Arun Bhunia, a Purdue food microbiology professor in the Department of Food Science said, “We fed Listeria to mice that have a non-functional receptor for the Internalin A protein. If Internalin A is required for Listeria monocytogenes bacteria to reach the bloodstream, these mice should not have been infected. But they were.”

“As soon as we feed the mice this bacterium, it goes through the intestine and crosses this epithelial barrier and into the blood circulation, liver and spleen. This suggests there is another way in which Listeria monocytogenes gets through these cells and into the bloodstream.”

The study shows that Listeria attachment protein (LAP) associates with warm stun protein (HSP) in mice, at that point the epithelial cells move separated to give the bacterium access to the circulatory system. Be that as it may, that is only one way the microbes may use to taint a host. Since the Internalin A receptors are sandwiched between epithelial cells in people, they are out of reach to the Internalin A protein.

Listeria strains that have the defective or nonfunctional Internalin A protein haven’t been considered dangerous.
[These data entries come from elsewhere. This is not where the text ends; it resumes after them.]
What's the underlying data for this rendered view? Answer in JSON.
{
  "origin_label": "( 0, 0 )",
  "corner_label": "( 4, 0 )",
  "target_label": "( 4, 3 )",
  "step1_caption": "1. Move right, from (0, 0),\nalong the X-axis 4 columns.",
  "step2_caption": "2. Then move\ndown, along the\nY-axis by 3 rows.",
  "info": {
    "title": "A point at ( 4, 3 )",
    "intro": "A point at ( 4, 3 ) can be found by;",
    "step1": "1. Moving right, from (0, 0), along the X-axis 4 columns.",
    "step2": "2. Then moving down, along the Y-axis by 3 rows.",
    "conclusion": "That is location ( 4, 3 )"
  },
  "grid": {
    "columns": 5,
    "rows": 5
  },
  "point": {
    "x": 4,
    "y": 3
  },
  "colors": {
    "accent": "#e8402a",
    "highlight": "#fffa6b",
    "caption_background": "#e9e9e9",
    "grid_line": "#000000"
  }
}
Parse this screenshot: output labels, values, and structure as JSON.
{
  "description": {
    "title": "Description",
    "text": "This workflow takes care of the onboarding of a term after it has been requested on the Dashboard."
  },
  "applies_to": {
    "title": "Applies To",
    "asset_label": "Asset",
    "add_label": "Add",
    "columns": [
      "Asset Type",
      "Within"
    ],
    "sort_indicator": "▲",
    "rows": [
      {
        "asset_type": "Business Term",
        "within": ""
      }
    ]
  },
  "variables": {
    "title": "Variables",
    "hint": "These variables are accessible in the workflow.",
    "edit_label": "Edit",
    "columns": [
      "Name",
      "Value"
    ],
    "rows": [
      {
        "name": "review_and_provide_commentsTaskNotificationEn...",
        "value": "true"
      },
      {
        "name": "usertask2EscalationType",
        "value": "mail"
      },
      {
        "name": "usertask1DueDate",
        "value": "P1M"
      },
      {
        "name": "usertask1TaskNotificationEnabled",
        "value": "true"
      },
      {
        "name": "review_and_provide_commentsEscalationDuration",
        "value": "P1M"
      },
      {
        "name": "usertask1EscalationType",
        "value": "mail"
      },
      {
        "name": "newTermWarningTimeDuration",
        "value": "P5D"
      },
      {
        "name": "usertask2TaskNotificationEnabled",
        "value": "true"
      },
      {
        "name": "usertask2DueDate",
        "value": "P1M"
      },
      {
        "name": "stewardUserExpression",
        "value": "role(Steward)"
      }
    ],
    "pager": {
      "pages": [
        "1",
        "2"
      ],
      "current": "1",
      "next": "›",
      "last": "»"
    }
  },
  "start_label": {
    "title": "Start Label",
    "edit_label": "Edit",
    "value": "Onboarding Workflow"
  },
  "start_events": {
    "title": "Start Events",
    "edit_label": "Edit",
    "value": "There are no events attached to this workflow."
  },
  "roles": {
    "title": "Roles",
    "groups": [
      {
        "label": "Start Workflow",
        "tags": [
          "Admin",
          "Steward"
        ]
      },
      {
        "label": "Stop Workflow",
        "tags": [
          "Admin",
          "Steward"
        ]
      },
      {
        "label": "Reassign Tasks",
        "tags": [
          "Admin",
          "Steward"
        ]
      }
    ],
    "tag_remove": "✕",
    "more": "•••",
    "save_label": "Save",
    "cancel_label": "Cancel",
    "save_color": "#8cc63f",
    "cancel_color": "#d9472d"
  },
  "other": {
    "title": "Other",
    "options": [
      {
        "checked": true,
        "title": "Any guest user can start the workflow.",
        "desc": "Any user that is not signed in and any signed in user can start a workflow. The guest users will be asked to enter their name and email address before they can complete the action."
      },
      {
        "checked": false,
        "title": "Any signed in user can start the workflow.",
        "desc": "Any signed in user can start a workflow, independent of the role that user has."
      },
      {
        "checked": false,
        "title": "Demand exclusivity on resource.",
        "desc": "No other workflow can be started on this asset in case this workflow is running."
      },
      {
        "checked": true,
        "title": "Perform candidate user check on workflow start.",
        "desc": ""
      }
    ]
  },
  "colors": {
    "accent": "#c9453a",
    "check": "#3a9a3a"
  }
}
But if the bacteria have another way through the gut and into the bloodstream regardless of Internalin A, that’s no longer true.

Bhunia said, “When LAP interacts with HSP, those cells move apart, not only giving the bacterium access to the bloodstream but also exposing the Internalin A receptors and allowing transport of Listeria monocytogenes into the bloodstream, which likely happens in humans. Now that we know the mechanism, we can look at how to block this pathway to prevent the infection.”

Rishi Drolia, a graduate research assistant in Bhunia’s lab said, “We cannot just think that because most of these bacteria that are found in food are Internalin A mutants, we can tolerate it. We can still get infected.”

Now, scientists are working to further develop a vaccine that blocks LAP, which could be a method for keeping Listeria from reaching the bloodstream. Bhunia’s findings reported in the journal Cell Host & Microbe.